If we expand out the summation, we see that

${\displaystyle {\begin{aligned}&B_{1}\sin \left({\frac {\pi }{\ln(2)}}\ln(r)\right)\sinh \left(\lambda _{1}{\frac {\pi }{2}}\right)+{\color {blue}B_{2}\sin \left({\frac {2\pi }{\ln(2)}}\ln(r)\right)\sinh \left(\lambda _{2}{\frac {\pi }{2}}\right)}\\&+B_{3}\sin \left({\frac {3\pi }{\ln(2)}}\ln(r)\right)\sinh \left(\lambda _{3}{\frac {\pi }{2}}\right)+\cdots ={\color {blue}\sin \left({\frac {2\pi }{\ln(2)}}\ln(r)\right)}\end{aligned}}.}$

Here, we see that ${\displaystyle n=2}$ is the only term on the left hand side that matches with the right hand side.
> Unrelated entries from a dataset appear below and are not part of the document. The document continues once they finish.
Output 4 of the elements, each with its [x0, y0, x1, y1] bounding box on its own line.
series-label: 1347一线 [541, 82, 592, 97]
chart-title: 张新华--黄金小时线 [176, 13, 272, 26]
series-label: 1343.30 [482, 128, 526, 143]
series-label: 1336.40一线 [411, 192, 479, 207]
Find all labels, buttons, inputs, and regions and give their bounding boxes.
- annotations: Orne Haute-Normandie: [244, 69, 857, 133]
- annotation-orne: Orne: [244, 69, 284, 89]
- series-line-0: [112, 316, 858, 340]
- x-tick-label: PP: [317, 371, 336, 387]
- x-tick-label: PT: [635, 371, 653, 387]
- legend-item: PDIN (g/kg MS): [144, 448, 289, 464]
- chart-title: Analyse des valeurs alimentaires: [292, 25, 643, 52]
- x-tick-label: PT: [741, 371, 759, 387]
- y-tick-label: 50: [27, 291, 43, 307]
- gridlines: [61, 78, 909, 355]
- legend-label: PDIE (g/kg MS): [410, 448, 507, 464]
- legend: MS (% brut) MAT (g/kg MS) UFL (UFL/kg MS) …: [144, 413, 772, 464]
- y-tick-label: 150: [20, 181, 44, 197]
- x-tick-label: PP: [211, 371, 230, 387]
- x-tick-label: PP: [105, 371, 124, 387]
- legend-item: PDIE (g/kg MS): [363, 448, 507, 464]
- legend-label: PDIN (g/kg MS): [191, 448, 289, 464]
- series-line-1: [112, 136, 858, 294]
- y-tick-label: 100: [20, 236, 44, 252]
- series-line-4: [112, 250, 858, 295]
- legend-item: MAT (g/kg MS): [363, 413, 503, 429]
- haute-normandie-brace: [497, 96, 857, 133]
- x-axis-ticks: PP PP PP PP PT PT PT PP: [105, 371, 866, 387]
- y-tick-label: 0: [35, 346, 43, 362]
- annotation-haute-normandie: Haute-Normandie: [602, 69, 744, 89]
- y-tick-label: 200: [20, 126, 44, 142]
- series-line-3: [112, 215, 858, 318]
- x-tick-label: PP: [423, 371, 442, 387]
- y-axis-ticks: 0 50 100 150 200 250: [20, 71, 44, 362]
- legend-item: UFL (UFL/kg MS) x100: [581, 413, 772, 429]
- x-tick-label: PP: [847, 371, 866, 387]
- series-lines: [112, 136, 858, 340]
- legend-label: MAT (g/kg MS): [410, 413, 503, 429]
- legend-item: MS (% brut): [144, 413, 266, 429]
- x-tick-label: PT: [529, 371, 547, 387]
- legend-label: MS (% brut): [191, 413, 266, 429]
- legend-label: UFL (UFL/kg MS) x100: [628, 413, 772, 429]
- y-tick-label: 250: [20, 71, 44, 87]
Hence, we have

${\displaystyle B_{n}\sinh \left(\lambda _{n}{\frac {\pi }{2}}\right)=0\;\;{\text{if}}\;\;n\not =2}$

and

${\displaystyle B_{2}\sinh \left(\lambda _{2}{\frac {\pi }{2}}\right)=1}$

${\displaystyle \Rightarrow B_{2}={\frac {1}{\sinh(\lambda _{2}{\frac {\pi }{2}})}}={\frac {1}{\sinh({\frac {2\pi }{\ln(2)}}{\frac {\pi }{2}})}}.}$

In other words, the solution is

${\displaystyle u(r,\theta )={\frac {1}{\sinh \left({\frac {2\pi }{\ln(2)}}{\frac {\pi }{2}}\right)}}\sin \left({\frac {2\pi }{\ln(2)}}\ln(r)\right)\sinh \left({\frac {2\pi }{\ln(2)}}\theta \right).}$

Appendix:

We will address two final questions in this appendix.

Question 1: Refer to the solution above, why doesn't ${\displaystyle \mu =0}$ lead to non-trivial solutions for the Euler's equation?

Answer to question 1: Suppose ${\displaystyle \mu =0}$, then

${\displaystyle \alpha ^{2}=\mu \Rightarrow \alpha =0.}$

The solution to the Euler's equation is

${\displaystyle R(r)=C_{1}\ln(r)+C_{2}\,}$

for some arbitrary constants ${\displaystyle C_{1}}$ and ${\displaystyle C_{2}}$. The boundary condition ${\displaystyle R(1)=0}$ implies

${\displaystyle R(1)=C_{1}\underbrace {\ln(1)} _{=0}+C_{2}=0\Rightarrow C_{2}=0.}$

So

${\displaystyle R(r)=C_{1}\ln(r).\,}$

The boundary condition ${\displaystyle R(2)=0}$ implies

${\displaystyle R(2)=C_{1}\ln(2)=0\Rightarrow C_{1}=0.}$

Hence, we only get the trivial solution.

Question 2: Refer to the solution above, why doesn't ${\displaystyle \mu =\lambda ^{2}>0}$ lead to non-trivial solutions for the Euler's equation?

Answer to question 2: Suppose ${\displaystyle \mu =\lambda ^{2}>0}$, then

${\displaystyle \alpha ^{2}=\mu \Rightarrow \alpha =\pm \lambda .}$

The solution to the Euler's equation is

${\displaystyle R(r)=C_{1}r^{\lambda }+C_{2}r^{-\lambda }\,}$

for some arbitrary constants ${\displaystyle C_{1}}$ and ${\displaystyle C_{2}}$. The boundary condition ${\displaystyle R(1)=0}$ implies

${\displaystyle R(1)=C_{1}+C_{2}=0\Rightarrow C_{1}=-C_{2}.}$

So

${\displaystyle R(r)=C_{1}r^{\lambda }-C_{1}r^{-\lambda }.\,}$

The boundary condition ${\displaystyle R(2)=0}$ implies

${\displaystyle R(2)=C_{1}2^{\lambda }-C_{1}2^{-\lambda }=0.\,}$

If ${\displaystyle C_{1}=0}$, we get a trivial solution, so suppose ${\displaystyle C_{1}\not =0}$, then we must have

${\displaystyle 2^{\lambda }=2^{-\lambda }\Rightarrow 2^{2\lambda }=1\Rightarrow \lambda =0.}$

However, this contradicts with our original assumption that ${\displaystyle \lambda ^{2}>0}$.